KETONE TEST
À propos de l’acétonémie
L’acétonémie qui affecte les vaches laitière résulte
d’un déficit énergétique qui intervient généralement
peu après le vêlage. Pendant cette période, la production de lait a tendance à augmenter considérablement
et l’apport énergétique peut s’avérer insuffisant pour
soutenir un niveau de production aussi élevé. Lorsque
c’est le cas, les vaches mobilisent leurs graisses de
réserve pour répondre à leurs besoins énergétiques.
Cette réaction métabolique entraîne l’augmentation de
la production de cétones, pathologie plus connue sous
le nom d’acétonémie subclinique. Cette pathologie est
plus courante chez la vache que l’acétonémie clinique
et est responsable de pertes financières considérables
en raison de la baisse de la production laitière, de l’altération de fertilité, de déplacements de caillette et de
métrites qui en résulte. Les chercheurs ont déterminé
que la prévalence de l’acétonémie subclinique dans les
troupeaux laitiers est de près de 41% au cours des 9
premières semaines de lactation.
L’acétonémie subclinique peut être détectée en mesurant le taux de corps cétoniques dans le lait, le sang ou
l’urine. Le bêta-hydroxybutyrate (BHB) est l’un des
principaux corps cétoniques formés au cours d’une
acétonémie. Le PortaBHB est un test de dépistage
simple qui se fait à la ferme et qui permet de mesurer
les taux de BHB dans le lait.
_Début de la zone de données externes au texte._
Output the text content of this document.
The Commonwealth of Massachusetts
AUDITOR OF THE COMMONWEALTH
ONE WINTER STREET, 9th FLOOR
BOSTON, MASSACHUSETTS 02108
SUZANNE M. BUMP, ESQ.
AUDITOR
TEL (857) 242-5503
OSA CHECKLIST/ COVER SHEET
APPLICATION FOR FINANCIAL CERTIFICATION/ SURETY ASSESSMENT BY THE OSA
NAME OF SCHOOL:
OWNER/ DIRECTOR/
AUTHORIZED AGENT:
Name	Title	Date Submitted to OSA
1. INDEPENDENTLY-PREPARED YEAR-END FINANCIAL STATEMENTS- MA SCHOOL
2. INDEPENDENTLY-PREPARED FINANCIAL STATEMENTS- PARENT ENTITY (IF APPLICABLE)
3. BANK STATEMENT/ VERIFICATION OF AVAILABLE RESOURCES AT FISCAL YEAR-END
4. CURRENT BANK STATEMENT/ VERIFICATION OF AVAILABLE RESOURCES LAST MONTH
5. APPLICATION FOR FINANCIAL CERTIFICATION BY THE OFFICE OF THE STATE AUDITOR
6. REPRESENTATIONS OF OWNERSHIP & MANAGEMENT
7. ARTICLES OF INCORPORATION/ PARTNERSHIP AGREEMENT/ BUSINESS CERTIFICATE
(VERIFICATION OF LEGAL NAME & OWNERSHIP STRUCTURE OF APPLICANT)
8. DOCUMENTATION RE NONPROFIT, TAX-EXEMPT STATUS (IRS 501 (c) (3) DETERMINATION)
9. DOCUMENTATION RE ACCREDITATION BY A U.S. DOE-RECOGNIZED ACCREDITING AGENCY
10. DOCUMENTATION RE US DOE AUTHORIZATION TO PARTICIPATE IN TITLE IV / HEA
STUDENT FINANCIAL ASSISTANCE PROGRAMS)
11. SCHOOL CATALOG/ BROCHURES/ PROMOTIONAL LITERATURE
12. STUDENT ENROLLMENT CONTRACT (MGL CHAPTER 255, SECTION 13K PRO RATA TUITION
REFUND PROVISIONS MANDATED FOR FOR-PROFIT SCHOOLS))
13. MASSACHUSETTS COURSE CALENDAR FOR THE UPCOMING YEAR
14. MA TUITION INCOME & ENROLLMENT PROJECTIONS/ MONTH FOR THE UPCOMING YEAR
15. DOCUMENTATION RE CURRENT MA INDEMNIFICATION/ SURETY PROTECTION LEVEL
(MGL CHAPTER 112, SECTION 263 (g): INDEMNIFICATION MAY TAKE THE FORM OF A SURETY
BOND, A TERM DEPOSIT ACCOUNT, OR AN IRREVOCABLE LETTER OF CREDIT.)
Les études indiquent que
les taux de BHB >200 µmol/L dans le lait sont 4 fois
plus probables de provenir de vaches atteintes d’acétonémie subclinique.
Acétonémie subclinique
L’acétonémie subclinique est l’état où la vache possède
une quantité de corps cétoniques importante dans le
corps mais ne présente pas de symptômes cliniques tel
que la baisse d’ingestion de matière sèche et la baisse
de production laitière.
L’acétonémie subclinique est généralement identifiée
durant la première et la seconde semaine après le vêlage lorsque l’apport énergétique n’est pas suffisant pour
soutenir le haut niveau de production.
L’acétonémie subclinique se produit plus souvent que
l’acétonémie clinique et occasionne à long terme des
pertes économiques (baisse de production, de la fertilité
et de la santé). La plupart des rapports scientifiques
citent que l’incidence de l’acétonémie subclinique dans
les élevages est de 40% ou plus.
Pourquoi dépister
l‘acétonémie ?
Les conséquences de l’acétonémie
- L’acétonémie cause 0,5% de pertes chez les
vaches atteintes
- 5% des vaches atteintes sont abattues
- Une perte de 200 litres de lait par vache
- Chaque cas coûte approximativement 110 €
- L’acétonémie augmente les risques de retourne
ment de caillette et les problèmes de fertilité.
Pourquoi dépister l’acétonémie ?
- Contrôler l’acétonémie chez les vaches aide à pré
venir les pertes économiques.
- Un dépistage régulier peut aider à identifier les
vaches à forts risques de complications par une
acétonémie clinique.
Quand dépister l’acétonémie ?
- Les vaches doivent être dépistées entre 2 et 14
jours après le vêlage, pouvant aller jusqu’à 21
jours (moment du pic d’incidence d’acétonémie
subclinique)
- Soyez avisé dans l’utilisation du dépistage des
corps cétoniques dans les 48h suivant le vêlage.
Un test positif est souvent normal durant cette
période a cause de la forte concentration de corps
cétoniques dans le plasma au vêlage.